GMX Hacker Returns Stolen Funds While Sending Remaining Amount to Tornado Cash

By: Isha Das

In a dramatic turn of events, the hacker responsible for the $40 million exploit on the GMX decentralized exchange has begun returning a significant portion of the stolen funds. This surprising development followed the hacker’s acceptance of a $5 million white hat bounty offered by the GMX team. In a noteworthy move, the hacker initiated the repayment process by sending an on-chain message affirming their intention to return the stolen crypto assets.

The security apparatus of blockchain, anchored by experts from firms like PeckShield, played a crucial role. They flagged the on-chain message where the hacker declared, "Ok, funds will be returned later," signaling a shift in the hacker's approach. Within an hour, the process of returning the crypto commenced, with the GMX Exploiter 2 address remitting approximately $9 million in Ethereum (ETH) to the address specified by the GMX team, showing a concerted effort to adhere to the agreed bounty conditions.

However, the narrative took another twist as a portion of the funds was directed to Tornado Cash, a popular Ethereum mixer known for obfuscating transaction histories and preserving the anonymity of involved parties.

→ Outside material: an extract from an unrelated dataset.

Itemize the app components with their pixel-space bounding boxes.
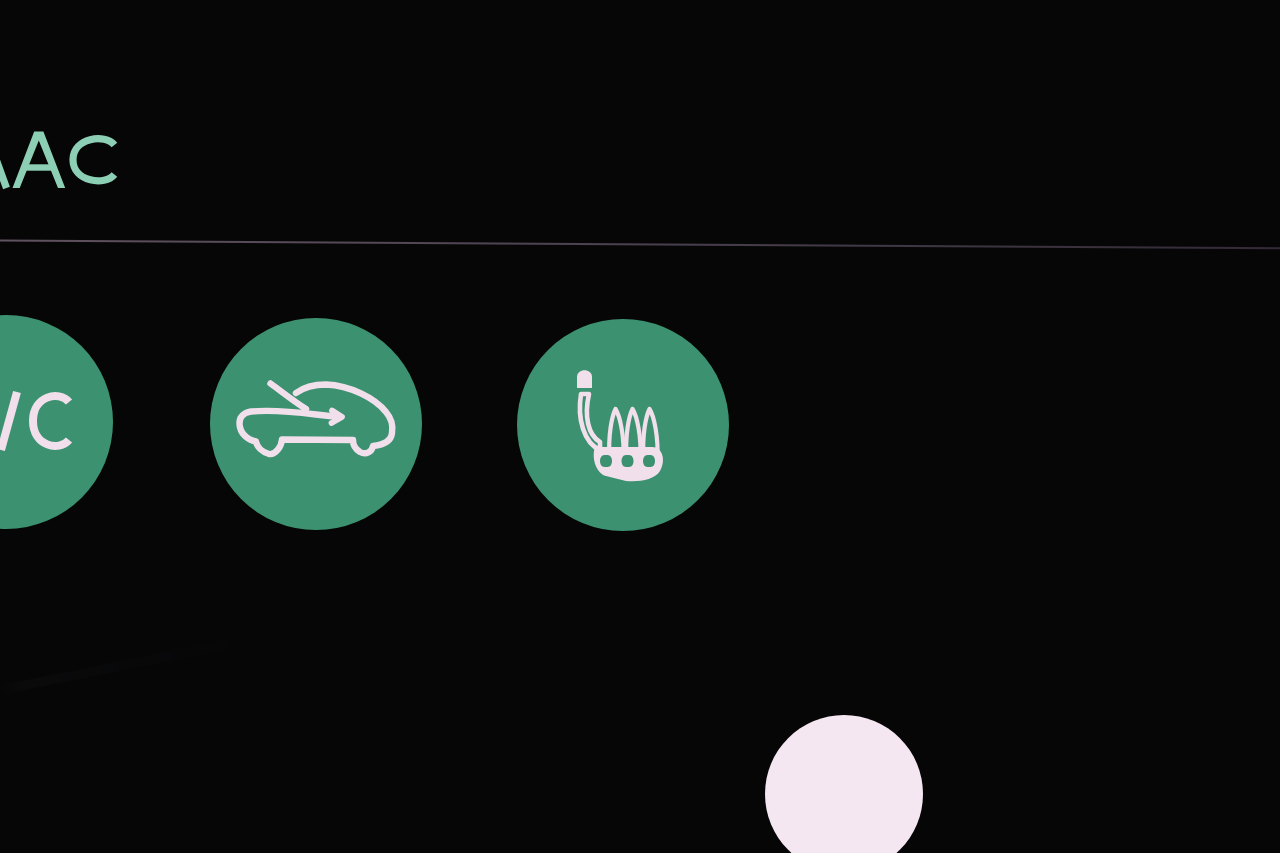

This move raised concerns about the ultimate intentions of the hacker and the potential challenges it poses for tracing the remaining funds.

This incident underscores the complexities and evolving dynamics of decentralized finance (DeFi) security. The GMX team’s strategy to recover the funds via negotiation, combined with offering a substantial bounty, highlights an adaptive defense against cyber threats. Such scenarios also stimulate discussions around ethical hacking and the fine line between black hat and white hat activities. As the situation develops, the crypto community remains vigilant, keen to see how these events impact future security protocols within the DeFi space.